Человека кладут в ящик и — в яму. Могилы обычно долбят летом — зимой это делать практически бесполезно. Да и летом, как говорят, немногим легче — после полуметрового слоя песка обычно начинают тупиться буры — вечная мерзлота. Подождут мужики, оттает чуть — и вперёд. Потом ещё подождут — опять оттает. Так тут и роют… Заранее. Штук тридцать ям. С запасом.

Человек лежит себе в самой холодной могиле на этой планете, а его вещи ещё долгие семь лет хранятся в кабинете Вадима Егоровича. Почему семь? Неизвестно. Правила такие. По ним же, если за это время никто имущество покойного забрать не соизволил, содержимое ящика выкидывается на свалку. Всё.

Моего ящика здесь нет, потому что положить в него было нечего. Такого, что можно назвать личными вещами. Зато они были у Семёна Викторовича Седашова, умершего в отделении интенсивной терапии ровно семь лет назад. Помощник бурильщика Семён Седашов умер, как следует из больничных записей, не приходя в сознание после дорожно-транспортного происшествия. Он пролежал в реанимации неделю, прежде чем его сердце остановилось. Семь дней — без сознания. Семь лет — в могиле.
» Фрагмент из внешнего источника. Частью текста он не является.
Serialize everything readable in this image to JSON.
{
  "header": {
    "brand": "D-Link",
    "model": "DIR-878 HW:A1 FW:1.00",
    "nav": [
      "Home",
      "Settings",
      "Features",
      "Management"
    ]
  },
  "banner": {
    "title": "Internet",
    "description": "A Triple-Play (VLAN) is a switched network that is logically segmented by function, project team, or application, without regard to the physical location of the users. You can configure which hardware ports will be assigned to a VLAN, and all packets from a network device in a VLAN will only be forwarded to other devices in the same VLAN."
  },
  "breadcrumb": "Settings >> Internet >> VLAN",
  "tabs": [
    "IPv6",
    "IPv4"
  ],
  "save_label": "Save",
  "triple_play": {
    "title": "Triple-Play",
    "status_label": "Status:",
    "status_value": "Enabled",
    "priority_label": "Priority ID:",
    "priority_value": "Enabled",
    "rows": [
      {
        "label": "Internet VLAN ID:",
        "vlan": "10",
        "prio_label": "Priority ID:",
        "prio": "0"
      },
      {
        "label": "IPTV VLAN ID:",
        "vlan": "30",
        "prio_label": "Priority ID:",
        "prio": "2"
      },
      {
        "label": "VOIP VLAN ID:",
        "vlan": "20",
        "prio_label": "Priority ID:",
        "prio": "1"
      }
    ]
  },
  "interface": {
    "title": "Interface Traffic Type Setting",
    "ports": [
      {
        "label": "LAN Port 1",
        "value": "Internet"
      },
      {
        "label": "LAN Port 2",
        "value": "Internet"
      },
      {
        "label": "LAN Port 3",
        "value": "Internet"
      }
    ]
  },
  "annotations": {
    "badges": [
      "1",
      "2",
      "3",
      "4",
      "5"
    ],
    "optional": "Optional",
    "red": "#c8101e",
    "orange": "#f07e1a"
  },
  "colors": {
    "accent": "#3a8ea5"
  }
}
Сегодня Вадим Егорович будет освобождать «июньские» ящики. Каждое первое число он очищает ячейки умерших: в этом месяце, семь лет назад. Сегодня очередь «июньских».

Вадим Егорович листает свой журнал. Потом берёт только один ключ и открывает небольшую серую дверцу. Ящик помбура Седашова. Небольшой коричневый бумажный пакет. Вадим Егорович высыпает его содержимое на стол:

— На, забирай…

Юра познакомил меня с Егорычем после того, как я раз пятьдесят, наверное, вслух выразил желание стать обладателем часов. Тикающих, скользящих стрелками по циферблату. Любых.

Я буду носить их. Сверять время. Слушать тиканье. Я буду любить их. Это будут МОИ часы.

— Да понял я, понял, — однажды раздражённо прервал меня Юра и набрал один из внутренних телефонов. — Слышь, Егорыч. У тебя там от жмуриков часов каких-нибудь не осталось? Ага… Когда? Понял…

— На. Забирай…

Часы лежат в небольшой компании: огрызок карандаша, блокнот, чехол с очками. Вадим Егорович двумя пальцами двигает хронометр ко мне:

— Ну, бери!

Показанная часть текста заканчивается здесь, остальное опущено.